Call Standard? Arguments Type Description
accounts.get_entire_trading_rule_list Standard D All trading rules across instruments
accounts.get_instrument_scaling_factor Standard instrument_code D IDM * instrument weight
accounts.get_forecast_scaling_factor Standard instrument_code, rule_variation_name D FDM * forecast weight
accounts.get_instrument_forecast_scaling_factor Standard instrument_code, rule_variation_name D IDM * instrument weight * FDM * forecast weight
accounts.get_capital_in_rule Standard rule_variation_name D Sum of get_instrument_forecast_scaling_factor for a given trading rule
accounts.get_buffered_position Standard instrument_code D Buffered position at portfolio level
accounts.get_buffered_position_with_multiplier Standard instrument_code D Buffered position at portfolio level, including capital multiplier
accounts.subsystem_turnover Standard instrument_code D Annualised turnover of subsystem
accounts.instrument_turnover Standard instrument_code D Annualised turnover of instrument position at portfolio level
accounts.forecast_turnover Standard instrument_code, rule_variation_name D Annualised turnover of forecast
accounts.get_SR_cost_for_instrument_forecast Standard instrument_code, rule_variation_name D SR cost * turnover for forecast
accounts.capital_multiplier Standard D, O Capital multiplier, ratio of actual to fixed notional capital
accounts.get_actual_capital Standard D Actual capital (fixed notional capital times multiplier)

Accounting outputs:

Call Standard? Arguments Type Description
accounts.pandl_for_instrument Standard instrument_code D P&l for an instrument within a system
accounts.pandl_for_instrument_with_multiplier Standard instrument_code D P&l for an instrument within a system, using multiplied capital
accounts.pandl_for_instrument_forecast Standard instrument_code, rule_variation_name D P&l for a trading rule and instrument
accounts.pandl_for_instrument_forecast_weighted Standard instrument_code, rule_variation_name D P&l for a trading rule and instrument as a % of total capital
accounts.pandl_for_instrument_rules Standard instrument_code D,O P&l for all trading rules in an instrument, weighted
accounts.pandl_for_instrument_rules_unweighted Standard instrument_code D,O P&l for all trading rules in an instrument, unweighted
accounts.pandl_for_trading_rule Standard rule_variation_name D P&l for a trading rule over all instruments
accounts.pandl_for_trading_rule_weighted Standard rule_variation_name D P&l for a trading rule over all instruments as % of total capital
accounts.pandl_for_trading_rule_unweighted Standard rule_variation_name D P&l for a trading rule over all instruments, unweighted
accounts.pandl_for_subsystem Standard instrument_code D P&l for an instrument outright
accounts.pandl_across_subsystems Standard instrument_code O,D P&l across instruments, outright
accounts.pandl_for_all_trading_rules Standard D P&l for trading rules across whole system
accounts.pandl_for_all_trading_rules_unweighted Standard D P&l for trading rules across whole system
accounts.portfolio Standard O,D P&l for whole system
accounts.portfolio_with_multiplier Standard D P&l for whole system using multiplied capital

Configuration options

Below is a list of all configuration options for the system. The 'Yaml' section shows how they appear in a yaml file. The 'python' section shows an example of how you'd modify a config object in memory having first created it, like this:

## Method one: from an existing system
from systems.provided.futures_chapter15.basesystem import futures_system
system=futures_system()
new_config=system.config

## Method two: from a config file
from syscore.fileutils import get_pathname_for_package
from sysdata.configdata import Config

my_config=Config(get_pathname_for_package("private", "this_system_name", "config.yaml"))
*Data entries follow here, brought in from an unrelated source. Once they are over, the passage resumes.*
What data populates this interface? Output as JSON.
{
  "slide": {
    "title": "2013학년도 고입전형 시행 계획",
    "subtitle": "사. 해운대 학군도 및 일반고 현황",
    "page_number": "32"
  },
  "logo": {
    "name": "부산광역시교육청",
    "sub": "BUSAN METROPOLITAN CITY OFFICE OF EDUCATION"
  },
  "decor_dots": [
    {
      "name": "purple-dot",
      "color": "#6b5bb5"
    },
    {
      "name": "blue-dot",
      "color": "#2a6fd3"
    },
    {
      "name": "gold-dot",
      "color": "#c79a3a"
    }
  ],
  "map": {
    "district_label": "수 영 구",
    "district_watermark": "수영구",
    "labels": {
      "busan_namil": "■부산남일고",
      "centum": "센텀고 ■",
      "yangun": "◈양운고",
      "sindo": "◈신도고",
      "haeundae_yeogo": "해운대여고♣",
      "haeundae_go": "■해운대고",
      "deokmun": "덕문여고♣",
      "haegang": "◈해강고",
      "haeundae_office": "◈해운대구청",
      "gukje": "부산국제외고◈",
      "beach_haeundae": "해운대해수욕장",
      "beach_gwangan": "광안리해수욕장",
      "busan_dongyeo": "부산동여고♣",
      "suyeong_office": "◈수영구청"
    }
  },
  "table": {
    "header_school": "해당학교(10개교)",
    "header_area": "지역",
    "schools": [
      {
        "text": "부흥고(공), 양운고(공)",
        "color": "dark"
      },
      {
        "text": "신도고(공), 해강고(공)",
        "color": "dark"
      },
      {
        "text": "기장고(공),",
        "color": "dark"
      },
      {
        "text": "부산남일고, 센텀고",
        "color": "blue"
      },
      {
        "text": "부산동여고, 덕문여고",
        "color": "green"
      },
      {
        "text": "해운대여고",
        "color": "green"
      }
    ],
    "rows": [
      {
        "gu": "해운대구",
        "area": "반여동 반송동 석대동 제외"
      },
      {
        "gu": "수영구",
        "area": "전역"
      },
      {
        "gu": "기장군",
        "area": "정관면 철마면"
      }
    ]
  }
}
## Method three: with a blank config
from sysdata.configdata import Config
my_config=Config()

Each section also shows the project default options, which you could change here.
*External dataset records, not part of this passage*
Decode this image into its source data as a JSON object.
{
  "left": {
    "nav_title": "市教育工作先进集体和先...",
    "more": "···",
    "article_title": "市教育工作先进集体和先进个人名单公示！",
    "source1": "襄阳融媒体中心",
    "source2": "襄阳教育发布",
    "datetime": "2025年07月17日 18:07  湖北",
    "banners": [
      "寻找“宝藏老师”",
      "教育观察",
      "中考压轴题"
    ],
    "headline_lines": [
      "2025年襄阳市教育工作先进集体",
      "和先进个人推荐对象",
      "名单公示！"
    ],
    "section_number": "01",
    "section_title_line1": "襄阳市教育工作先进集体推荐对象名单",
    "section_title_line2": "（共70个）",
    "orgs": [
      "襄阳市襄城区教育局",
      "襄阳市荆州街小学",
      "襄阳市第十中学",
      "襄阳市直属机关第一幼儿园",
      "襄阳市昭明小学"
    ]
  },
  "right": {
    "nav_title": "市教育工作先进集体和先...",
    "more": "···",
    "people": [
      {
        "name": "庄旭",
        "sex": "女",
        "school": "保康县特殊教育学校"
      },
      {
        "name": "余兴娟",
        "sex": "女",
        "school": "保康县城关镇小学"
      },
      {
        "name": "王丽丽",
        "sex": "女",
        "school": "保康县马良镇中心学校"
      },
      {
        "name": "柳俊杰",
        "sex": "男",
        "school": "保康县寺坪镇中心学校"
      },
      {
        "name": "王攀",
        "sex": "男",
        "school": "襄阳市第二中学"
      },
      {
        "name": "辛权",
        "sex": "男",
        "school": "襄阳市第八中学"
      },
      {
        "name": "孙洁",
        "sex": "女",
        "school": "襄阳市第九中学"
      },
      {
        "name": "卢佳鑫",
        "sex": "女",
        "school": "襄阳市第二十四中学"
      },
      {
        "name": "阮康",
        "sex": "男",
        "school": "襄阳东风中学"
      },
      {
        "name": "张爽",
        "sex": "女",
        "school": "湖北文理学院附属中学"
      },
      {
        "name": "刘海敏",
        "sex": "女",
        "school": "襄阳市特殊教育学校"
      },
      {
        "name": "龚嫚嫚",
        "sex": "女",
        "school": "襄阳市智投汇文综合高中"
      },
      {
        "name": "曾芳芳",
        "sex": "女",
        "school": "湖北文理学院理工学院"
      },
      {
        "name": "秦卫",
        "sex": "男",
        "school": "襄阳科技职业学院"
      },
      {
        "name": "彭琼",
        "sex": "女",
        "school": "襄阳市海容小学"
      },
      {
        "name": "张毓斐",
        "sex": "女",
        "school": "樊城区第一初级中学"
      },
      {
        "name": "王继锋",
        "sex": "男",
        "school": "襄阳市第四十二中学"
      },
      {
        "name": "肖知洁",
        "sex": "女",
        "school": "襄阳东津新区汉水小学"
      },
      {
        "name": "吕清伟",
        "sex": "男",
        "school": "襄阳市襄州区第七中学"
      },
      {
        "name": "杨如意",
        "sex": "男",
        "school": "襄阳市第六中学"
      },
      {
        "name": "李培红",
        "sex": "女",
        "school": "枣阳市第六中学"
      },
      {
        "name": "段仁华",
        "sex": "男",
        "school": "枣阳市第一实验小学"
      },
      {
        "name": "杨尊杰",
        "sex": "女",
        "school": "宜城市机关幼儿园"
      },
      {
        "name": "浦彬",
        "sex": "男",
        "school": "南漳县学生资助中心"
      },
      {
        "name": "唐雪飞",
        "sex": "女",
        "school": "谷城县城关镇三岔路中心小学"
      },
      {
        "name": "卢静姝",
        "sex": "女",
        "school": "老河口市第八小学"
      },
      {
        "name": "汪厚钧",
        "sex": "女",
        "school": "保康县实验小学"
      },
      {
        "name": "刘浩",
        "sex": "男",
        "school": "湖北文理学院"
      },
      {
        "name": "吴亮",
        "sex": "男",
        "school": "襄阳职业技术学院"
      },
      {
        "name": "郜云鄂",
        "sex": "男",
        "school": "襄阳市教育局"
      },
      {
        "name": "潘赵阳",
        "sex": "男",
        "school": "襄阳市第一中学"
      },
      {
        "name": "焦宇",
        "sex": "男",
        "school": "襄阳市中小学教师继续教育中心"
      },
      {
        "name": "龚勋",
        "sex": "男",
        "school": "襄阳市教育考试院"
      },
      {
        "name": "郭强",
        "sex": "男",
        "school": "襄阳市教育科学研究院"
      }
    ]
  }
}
When modifying a nested part of a config object, you can of course replace it wholesale:

new_config.instrument_weights=dict(SP500=0.5, US10=0.5))
new_config

Or just in part:

new_config.instrument_weights['SP500']=0.2
new_config

If you do this make sure the rest of the config is consistent with what you've done. In either case, it's a good idea to examine the modified config once it's part of the system (since that will include any defaults) and make sure you're happy with it.

Raw data stage

Volatility calculation

Represented as: dict of str, int, or float. Keywords: Parameter names Defaults: As below

The function used to calculate volatility, and any keyword arguments passed to it. Note if any keyword is missing then the project defaults will be used. See 'volatility calculation' for more information.

The following shows how to modify the configuration, and also the default values:

YAML:

volatility_calculation:
  func: "syscore.algos.robust_vol_calc"
  days: 35
  min_periods: 10
  vol_abs_min: 0.0000000001 
  vol_floor: True
  floor_min_quant: 0.05
  floor_min_periods: 100
  floor_days: 500

Python

config.volatility_calculation=dict(func="syscore.algos.robust.vol.calc", days=35, min_periods=10, vol_abs_min= 0.0000000001, vol_floor=True, floor_min_quant=0.05, floor_min_periods=100, floor_days=500)

If you're considering using your own function please see configuring defaults for your own functions

Rules stage

Trading rules

Represented as: dict of dicts, each representing a trading rule. Keywords: trading rule variation names. Defaults: n/a

The set of trading rules. A trading rule definition consists of a dict containing: a function identifying string, an optional list of data identifying strings, and other_args an optional dictionary containing named paramters to be passed to the function. This is the only method that can be used for YAML.

There are numerous other ways to define trading rules using python code. See 'Rules' for more detail.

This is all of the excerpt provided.